The FDI policy in retail trade also mandates 30% procurement from micro, small and medium-sized enterprises. This is clearly inconsistent with World Trade Organization (WTO) requirements to which India is a signatory. The "National Treatment" clause under Trade Related Investment Measures of the WTO is at clear variance with the FDI policy and one can expect multiple representations to the government on this issue.
It seems that, in an effort to send out a message to the world after months of being plagued by policy paralysis that the government is still up to the challenge despite serious constraints, it hurried through the entire process and inserted debilitating restrictive clauses simply to garner support for the passage of the bill rather than opting for a wider discussion and making it a business friendly move.
Now that the move has received very thin support, there is little chance of the government diluting some of the restrictive clauses as it is faced by a hostile parliamentary opposition looking at every possible opportunity to bring them down. Nor can the government afford to allow the bill to collapse as that would cost it whatever credibility it built up through the passage of the bill.

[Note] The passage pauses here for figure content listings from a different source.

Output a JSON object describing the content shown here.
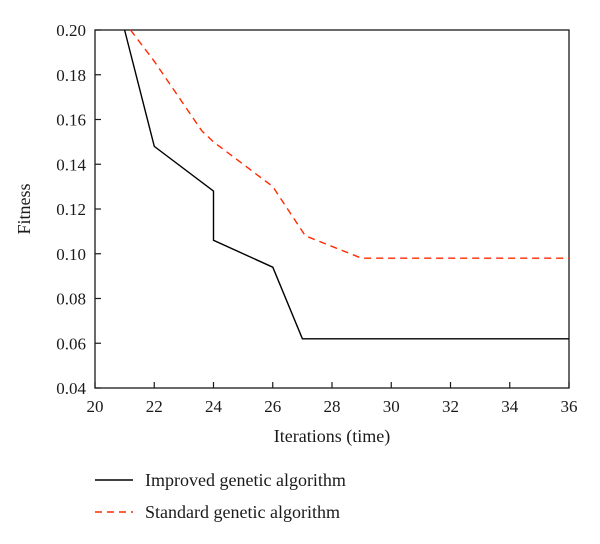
{
  "chart_data": {
    "type": "line",
    "title": "",
    "xlabel": "Iterations (time)",
    "ylabel": "Fitness",
    "xlim": [
      20,
      36
    ],
    "ylim": [
      0.04,
      0.2
    ],
    "xticks": [
      "20",
      "22",
      "24",
      "26",
      "28",
      "30",
      "32",
      "34",
      "36"
    ],
    "yticks": [
      "0.04",
      "0.06",
      "0.08",
      "0.10",
      "0.12",
      "0.14",
      "0.16",
      "0.18",
      "0.20"
    ],
    "grid": false,
    "legend_position": "bottom",
    "series": [
      {
        "name": "Improved genetic algorithm",
        "color": "#000000",
        "style": "solid",
        "x": [
          21,
          22,
          24,
          24,
          26,
          27,
          36
        ],
        "y": [
          0.2,
          0.148,
          0.128,
          0.106,
          0.094,
          0.062,
          0.062
        ]
      },
      {
        "name": "Standard genetic algorithm",
        "color": "#ff2a00",
        "style": "dashed",
        "x": [
          21.2,
          22,
          23.6,
          24,
          26,
          27.1,
          29,
          36
        ],
        "y": [
          0.2,
          0.186,
          0.155,
          0.15,
          0.13,
          0.108,
          0.098,
          0.098
        ]
      }
    ]
  }
}
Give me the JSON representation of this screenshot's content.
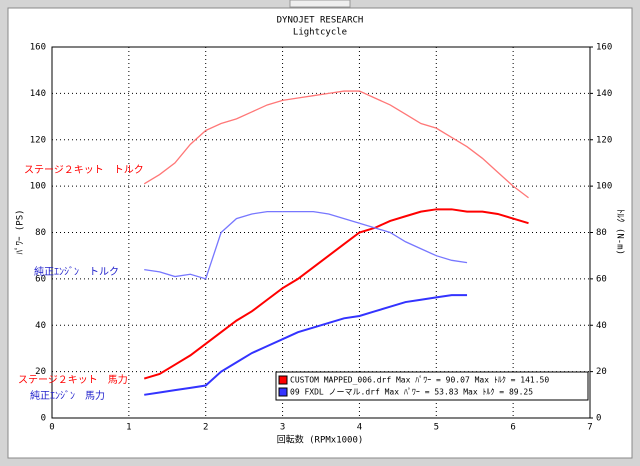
{
  "chart_data": {
    "type": "line",
    "title": "DYNOJET  RESEARCH",
    "subtitle": "Lightcycle",
    "xlabel": "回転数 (RPMx1000)",
    "ylabel": "ﾊﾟﾜｰ (PS)",
    "y2label": "ﾄﾙｸ (N-m)",
    "x": [
      1.2,
      1.4,
      1.6,
      1.8,
      2.0,
      2.2,
      2.4,
      2.6,
      2.8,
      3.0,
      3.2,
      3.4,
      3.6,
      3.8,
      4.0,
      4.2,
      4.4,
      4.6,
      4.8,
      5.0,
      5.2,
      5.4,
      5.6,
      5.8,
      6.0,
      6.2
    ],
    "xlim": [
      0,
      7
    ],
    "xticks": [
      0,
      1,
      2,
      3,
      4,
      5,
      6,
      7
    ],
    "ylim": [
      0,
      160
    ],
    "yticks": [
      0,
      20,
      40,
      60,
      80,
      100,
      120,
      140,
      160
    ],
    "y2lim": [
      0,
      160
    ],
    "y2ticks": [
      0,
      20,
      40,
      60,
      80,
      100,
      120,
      140,
      160
    ],
    "grid": true,
    "series": [
      {
        "name": "CUSTOM MAPPED_006.drf Max ﾊﾟﾜｰ = 90.07   Max ﾄﾙｸ = 141.50",
        "color": "#ff0000",
        "values": [
          17,
          19,
          23,
          27,
          32,
          37,
          42,
          46,
          51,
          56,
          60,
          65,
          70,
          75,
          80,
          82,
          85,
          87,
          89,
          90,
          90,
          89,
          89,
          88,
          86,
          84
        ]
      },
      {
        "name": "09 FXDL ノーマル.drf Max ﾊﾟﾜｰ = 53.83   Max ﾄﾙｸ = 89.25",
        "color": "#3333ff",
        "values": [
          10,
          11,
          12,
          13,
          14,
          20,
          24,
          28,
          31,
          34,
          37,
          39,
          41,
          43,
          44,
          46,
          48,
          50,
          51,
          52,
          53,
          53,
          null,
          null,
          null,
          null
        ]
      },
      {
        "color": "#ff7777",
        "axis": "y2",
        "values": [
          101,
          105,
          110,
          118,
          124,
          127,
          129,
          132,
          135,
          137,
          138,
          139,
          140,
          141,
          141,
          138,
          135,
          131,
          127,
          125,
          121,
          117,
          112,
          106,
          100,
          95
        ]
      },
      {
        "color": "#7777ff",
        "axis": "y2",
        "values": [
          64,
          63,
          61,
          62,
          60,
          80,
          86,
          88,
          89,
          89,
          89,
          89,
          88,
          86,
          84,
          82,
          80,
          76,
          73,
          70,
          68,
          67,
          null,
          null,
          null,
          null
        ]
      }
    ],
    "annotations": [
      "ステージ２キット　トルク",
      "純正ｴﾝｼﾞﾝ　トルク",
      "ステージ２キット　馬力",
      "純正ｴﾝｼﾞﾝ　馬力"
    ]
  }
}
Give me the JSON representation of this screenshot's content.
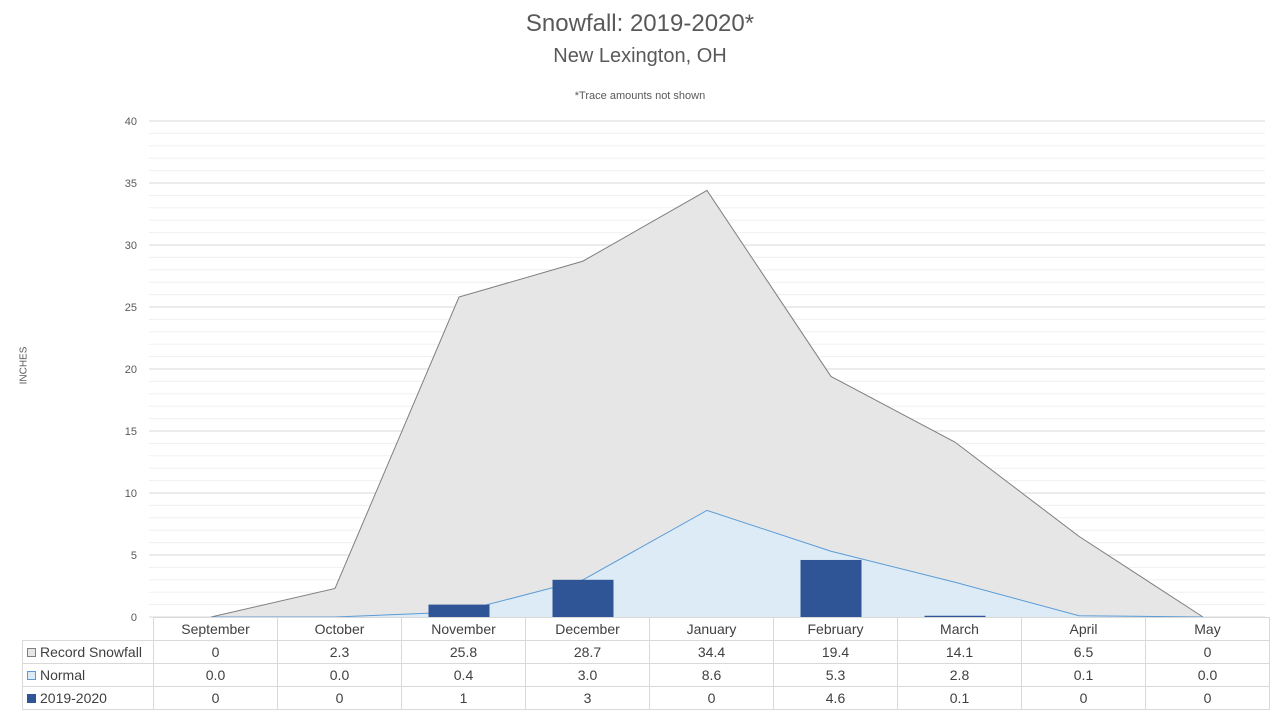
{
  "chart_data": {
    "type": "area",
    "title": "Snowfall: 2019-2020*",
    "subtitle": "New Lexington, OH",
    "note": "*Trace amounts not shown",
    "ylabel": "INCHES",
    "ylim": [
      0,
      40
    ],
    "yticks": [
      0,
      5,
      10,
      15,
      20,
      25,
      30,
      35,
      40
    ],
    "grid": true,
    "categories": [
      "September",
      "October",
      "November",
      "December",
      "January",
      "February",
      "March",
      "April",
      "May"
    ],
    "series": [
      {
        "name": "Record Snowfall",
        "kind": "area",
        "color": "#e6e6e6",
        "stroke": "#7f7f7f",
        "values": [
          0,
          2.3,
          25.8,
          28.7,
          34.4,
          19.4,
          14.1,
          6.5,
          0
        ],
        "labels": [
          "0",
          "2.3",
          "25.8",
          "28.7",
          "34.4",
          "19.4",
          "14.1",
          "6.5",
          "0"
        ]
      },
      {
        "name": "Normal",
        "kind": "area",
        "color": "#ddebf7",
        "stroke": "#5b9bd5",
        "values": [
          0.0,
          0.0,
          0.4,
          3.0,
          8.6,
          5.3,
          2.8,
          0.1,
          0.0
        ],
        "labels": [
          "0.0",
          "0.0",
          "0.4",
          "3.0",
          "8.6",
          "5.3",
          "2.8",
          "0.1",
          "0.0"
        ]
      },
      {
        "name": "2019-2020",
        "kind": "bar",
        "color": "#2f5597",
        "values": [
          0,
          0,
          1,
          3,
          0,
          4.6,
          0.1,
          0,
          0
        ],
        "labels": [
          "0",
          "0",
          "1",
          "3",
          "0",
          "4.6",
          "0.1",
          "0",
          "0"
        ]
      }
    ]
  }
}
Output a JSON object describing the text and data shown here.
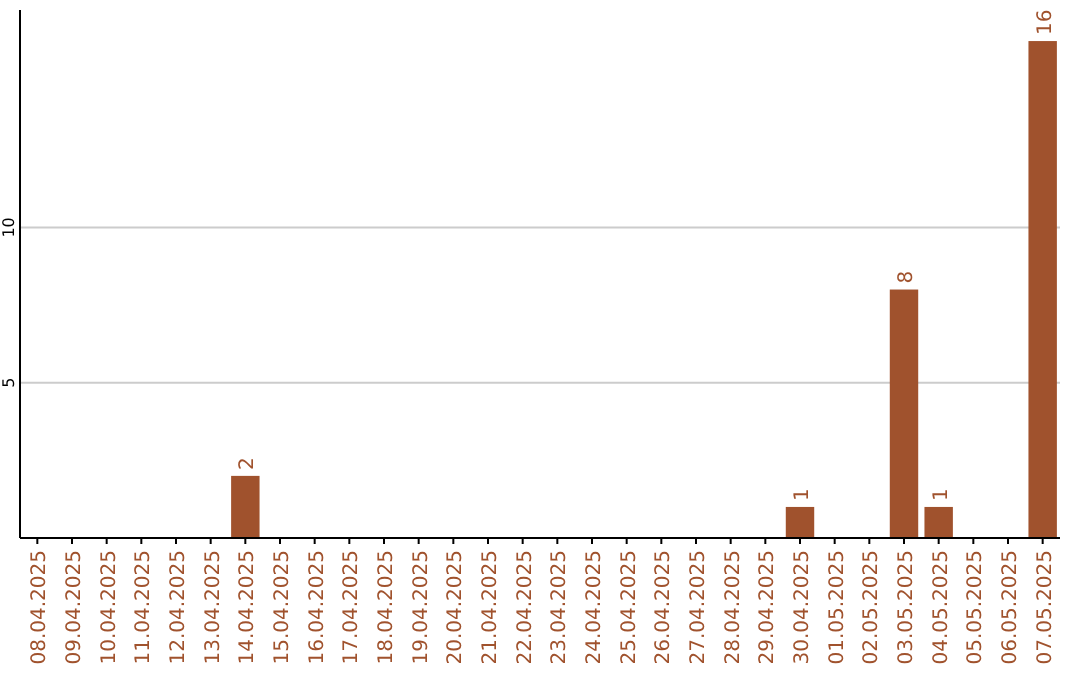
{
  "chart_data": {
    "type": "bar",
    "categories": [
      "08.04.2025",
      "09.04.2025",
      "10.04.2025",
      "11.04.2025",
      "12.04.2025",
      "13.04.2025",
      "14.04.2025",
      "15.04.2025",
      "16.04.2025",
      "17.04.2025",
      "18.04.2025",
      "19.04.2025",
      "20.04.2025",
      "21.04.2025",
      "22.04.2025",
      "23.04.2025",
      "24.04.2025",
      "25.04.2025",
      "26.04.2025",
      "27.04.2025",
      "28.04.2025",
      "29.04.2025",
      "30.04.2025",
      "01.05.2025",
      "02.05.2025",
      "03.05.2025",
      "04.05.2025",
      "05.05.2025",
      "06.05.2025",
      "07.05.2025"
    ],
    "values": [
      0,
      0,
      0,
      0,
      0,
      0,
      2,
      0,
      0,
      0,
      0,
      0,
      0,
      0,
      0,
      0,
      0,
      0,
      0,
      0,
      0,
      0,
      1,
      0,
      0,
      8,
      1,
      0,
      0,
      16
    ],
    "value_labels": [
      null,
      null,
      null,
      null,
      null,
      null,
      "2",
      null,
      null,
      null,
      null,
      null,
      null,
      null,
      null,
      null,
      null,
      null,
      null,
      null,
      null,
      null,
      "1",
      null,
      null,
      "8",
      "1",
      null,
      null,
      "16"
    ],
    "color": "#a0522d",
    "ylim": [
      0,
      17
    ],
    "yticks": [
      5,
      10
    ],
    "grid": "y"
  }
}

Senior executives and representatives of global retail chains such as Walmart and Carrefour recently met government officials in New Delhi to lobby for concessions such as making investment in real estate part of the mandatory US$50-million investment that foreign retail companies have to make in back-end infrastructure, lowering the minimum investment figure itself, and diluting the mandatory 30% local sourcing requirement. They were clearly told that there can be no further discussion on these clauses and that they would have to operate within the set parameters.
It is not a surprise, therefore, that so far not a single global retailer has shown any inclination to invest in the Indian retail space. In fact, in March, when India's commerce minister claimed that one of the UK's leading retailers, J Sainsbury PLC, had shown interest in setting up stores in India, the company publicly refuted the claim.
It seems, therefore, that the eventual granting of permission for FDI in the retail trade in India was simply used as a signaling tool for foreign investors by a government unsure of its survival rather than a government that means business.